In my experience a "signature" is something that puts additional constraints on a language made of syntactic terms. I'll try to provide an example.
Consider the alphabet $\Sigma = \{f,g,a,b,(,),;\}$. From this we can build the set of all the words $\Sigma^*$. This contains any word, including gibberish like "$)g;;f(($".
Then, we can craft the set of syntactic terms $T \subseteq \Sigma^*$ through an inductive definition.
We start by defining a subset $F \subseteq \Sigma$ as $F = \{f,g,a,b\}$, and we call this the set of function symbols. Then, inductively, we state that if $t_1,\ldots,t_n$ (with $n\geq 0$ are terms and $s\in F$, the word $s(t_1;\ldots;t_n)$ is a term.
Note that $n=0$ above gives the "base case" of the induction. We then have that $f()$ is a term, $a()$ is a term, $f(a();b())$ is a term, $f(f(a();b();a();a(b())))$ is a term, and so on.
Now, we might want to put more constraints on those terms. For instance, we might want to associate to each $s \in F$ a fixed nubmer of arguments, and consider only those terms respecting that. For instance, if we decide that $f$ has arity two (f is binary), then we allow $f(a();b())$ but not $f(a())$ nor $f(a();f())$. This restriction essentially defines a subset language $L\subseteq T$.

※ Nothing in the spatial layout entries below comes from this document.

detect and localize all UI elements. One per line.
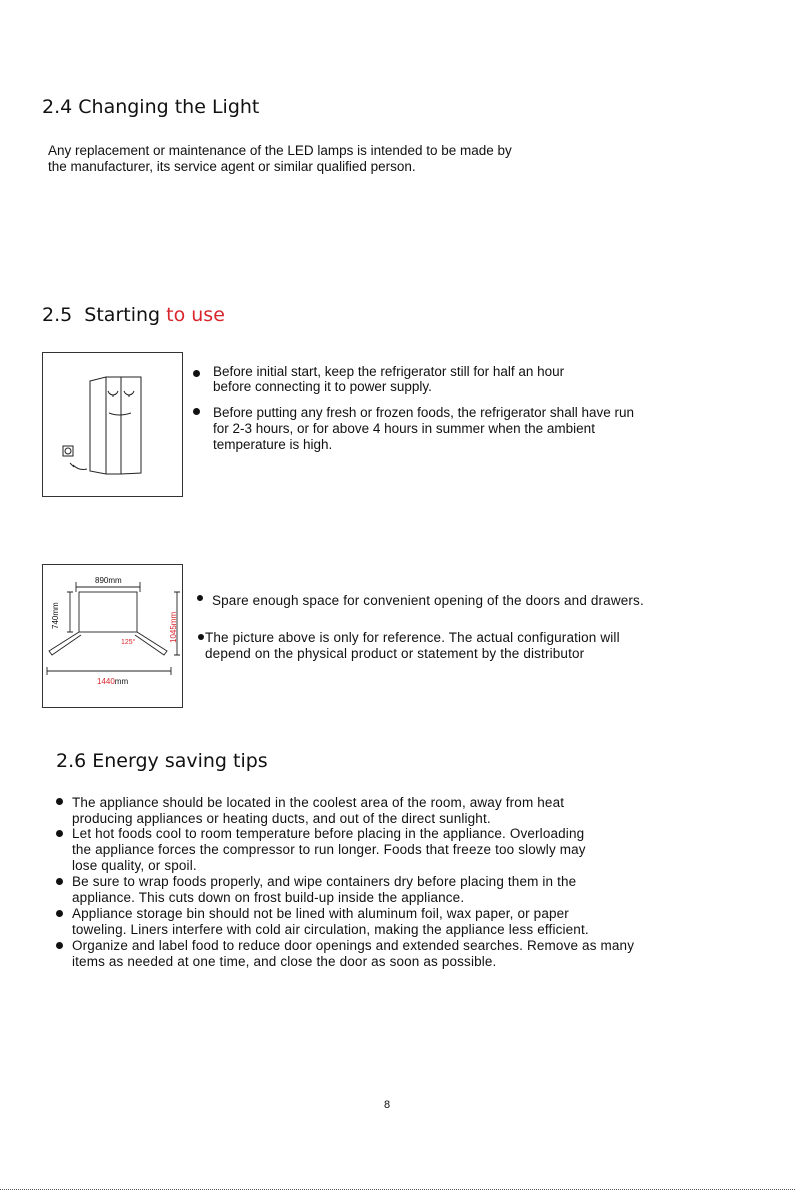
open-width-label [97,677,128,686]
angle-label: 125° [121,639,136,646]
bullet-dot [56,878,63,885]
energy-bullet-3-line-1: Be sure to wrap foods properly, and wipe containers dry before placing them in the [72,874,577,889]
bullet-dot [193,370,200,377]
space-bullet-1: Spare enough space for convenient opening of the doors and drawers. [212,593,644,608]
energy-bullet-1-line-1: The appliance should be located in the coolest area of the room, away from heat [72,795,565,810]
paragraph-led-line-1: Any replacement or maintenance of the LED lamps is intended to be made by [48,143,512,158]
bullet-dot [198,634,204,640]
start-bullet-2-line-2: for 2-3 hours, or for above 4 hours in summer when the ambient [213,421,595,436]
start-bullet-2-line-1: Before putting any fresh or frozen foods, the refrigerator shall have run [213,405,634,420]
heading-2-4: 2.4 Changing the Light [42,96,260,118]
bullet-dot [193,408,200,415]
heading-2-6: 2.6 Energy saving tips [56,750,268,772]
energy-bullet-2-line-2: the appliance forces the compressor to run longer. Foods that freeze too slowly may [72,842,586,857]
space-bullet-2-line-1: The picture above is only for reference. The actual configuration will [205,630,620,645]
bullet-dot [56,910,63,917]
energy-bullet-4-line-2: toweling. Liners interfere with cold air circulation, making the appliance less efficient. [72,922,589,937]
open-width-unit: mm [114,677,129,686]
depth-label: 740mm [51,602,60,629]
dimensions-diagram [42,564,183,708]
energy-bullet-2-line-3: lose quality, or spoil. [72,858,197,873]
heading-2-5-prefix: 2.5 Starting [42,304,167,326]
page-bottom-divider [0,1189,795,1190]
width-label: 890mm [95,576,122,585]
energy-bullet-3-line-2: appliance. This cuts down on frost build-up inside the appliance. [72,890,465,905]
open-width-value: 1440 [97,677,115,686]
start-bullet-2-line-3: temperature is high. [213,437,333,452]
start-bullet-1-line-2: before connecting it to power supply. [213,379,432,394]
fridge-drawing-icon [43,353,182,496]
paragraph-led-line-2: the manufacturer, its service agent or similar qualified person. [48,159,416,174]
energy-bullet-2-line-1: Let hot foods cool to room temperature before placing in the appliance. Overloading [72,826,585,841]
page-number: 8 [384,1099,391,1111]
energy-bullet-5-line-1: Organize and label food to reduce door openings and extended searches. Remove as many [72,938,635,953]
bullet-dot [56,798,63,805]
heading-2-5 [42,304,225,326]
energy-bullet-1-line-2: producing appliances or heating ducts, and out of the direct sunlight. [72,811,491,826]
bullet-dot [56,830,63,837]
bullet-dot [197,595,203,601]
bullet-dot [56,942,63,949]
space-bullet-2-line-2: depend on the physical product or statement by the distributor [205,646,585,661]
fridge-illustration [42,352,183,497]
heading-2-5-highlight: to use [166,304,225,326]
energy-bullet-5-line-2: items as needed at one time, and close the door as soon as possible. [72,954,497,969]
open-depth-label: 1045mm [169,611,178,643]
start-bullet-1-line-1: Before initial start, keep the refrigerator still for half an hour [213,364,565,379]
energy-bullet-4-line-1: Appliance storage bin should not be lined with aluminum foil, wax paper, or paper [72,906,569,921]
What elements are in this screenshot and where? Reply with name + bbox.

This is sometimes done by specifying a signature. E.g. something like
$$
\begin{array}{l}
f : A \times A \to A \\
g : A \to A \\
a : 1 \to A \\
b : 1 \to A \\
\end{array}
$$
The above is a fancy way to state that $f$ is binary, $g$ is unary, and $a,b$ are both constants (= zero-arity function symbols). $1$ is used to mean no-arguments.
A possible term here is $f(g(a());b())$.
The name $A$ above is called a "sort", and has no deep meaning on its own. The above is called a single-sorted signature since it uses only one sort. By contrast
$$
\begin{array}{l}
f : A \times B \to A \\
g : A \to B \\
a : 1 \to A \\
b : 1 \to A \\
\end{array}
$$
uses two sorts. This now forbids $f(g(a());b())$ since $g(a)$ has not sort $A$ as required. Instead, $f(b();g(a()))$ is still allowed.
When terms are logical formulae, it is common to use signatures to keep our words meaningful. For instance
$$
\begin{array}{l}
\land : P \times P \to P \\
{\sf prime} : \mathbb N \to P \\
0 : 1 \to \mathbb N \\
s : \mathbb N \to \mathbb N \\
\end{array}
$$
allows $\land({\sf prime}(0());{\sf prime}(s(0())))$ (i.e. ${\sf prime}(0) \land {\sf prime}(s(0))$, in more casual notation), but disallows nonsense such as
$\land({\sf prime}(0());0())$ (i.e. ${\sf prime}(0) \land 0$) which tries to use term $0()$ as if it were a proposition (a term of sort $P$).